Something I totally forgot to ask when I called them....

Our kids are getting junior memberships and we'll be registering their doelings, but what I forgot to ask is since we don't have a herd name....how do we name them? Do they not have to have a herd name with the name my kids pick for registration? 
Our buck- their sire - will be transferred into my son's name, and since we just have a small herd we found it pointless to go through spending all the $$ for a ranch membership plus still needing the junior memberships for 4-H. So with that said...no herd prefix...
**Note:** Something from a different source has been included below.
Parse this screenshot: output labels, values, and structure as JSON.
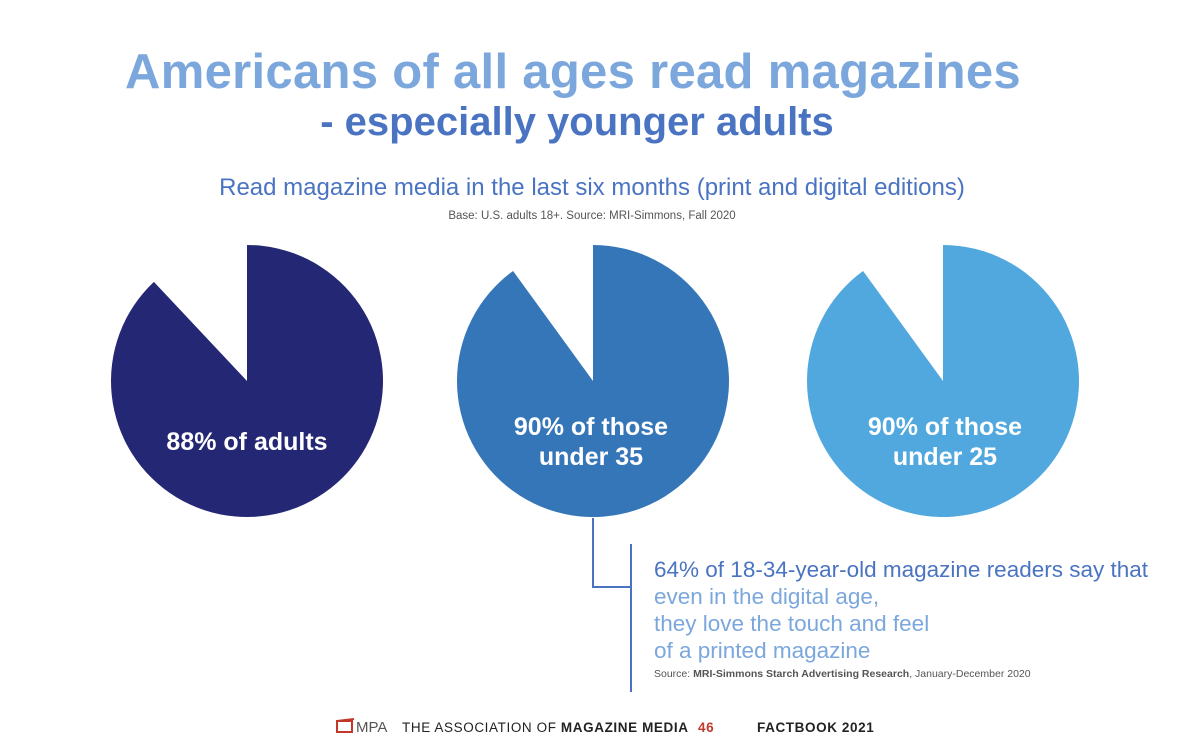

Any help would be appreciated since we're hoping to get the paperwork sent in on Monday...


----------



## Dodge 'Em (Jan 13, 2011)

Its only $5 for your herd prefix when your kids join. If I remember correctly, Farm name is free. Check out IBGA website, its probably on there. I used RKD as my prefix (Rob Kathy Dowlen) and of course our farm name is Dodge 'Em Farm. All our goats names start out as Dodge 'Ems..... RKD is what we use as the tattoo in the left ear. you can use the prefix or have a farm name as the first part of the name. If the prefix you pick out is already being used, most just stick a number behind it (ex RKD1). You might want to call and ask in the morning before you mail off thier papers. This answer was about as clear as mud! LOL


----------



## ()relics (Dec 25, 2010)

Dodge 'Em said:


> Its only $5 for your herd prefix


Yep ...A one time fee and worth it. When you name your kids you would simply put your prefix in front of the kids name on the registration. Example: DBV Katrina, from my herd. Although there may be other Katrinas registered, my name is approved because I have the added herd prefix DBV. Now I might have a problem if I tried DBV Eggsfile but pretty much anything else would be OK.
On the 4H deal...Before you buy membership for your kids you might also want to check on Leasing animals to your kids to show. I leased animals to my kids for years before they were eventually added to my Farm Owner membership. It is the cheaper way to go in my state. You might want to ask your 4H Leader if leasing is an option.


----------



## HoosierShadow (Apr 20, 2010)

Thanks so much for the info! I will see what my kids want to do for a prefix, and call them tomorrow to see if it's taken or not.

Relics - the animal has to be registered in my kids names, no one else can be on the registration papers  They are real strict about it no matter goat, cattle, sheep, swine, etc. The kids want to try showing their 'homegrown' goats this year and see if they like it <percentage does>. Mostly for fun, and a learning experience, and to see if they really want to get into it. Plus it will be fun for them to have the goats registered in their names anyway


----------



## HoosierShadow (Apr 20, 2010)

I think we should be good to go for sending out papers tomorrow! I may get pics of the doelings to see what everyone thinks, but we pretty much have it figured out that we'll keep 3 of our doelings. They may not be top class show quality goats, but it's a start, and if my kids have fun in 4-H with them, that's all I want  

I was told my kids can share a herd prefix, so that will be nice. Since they didn't pick one out, we went with their first and last initials. 

Now they just have to agree on names!


----------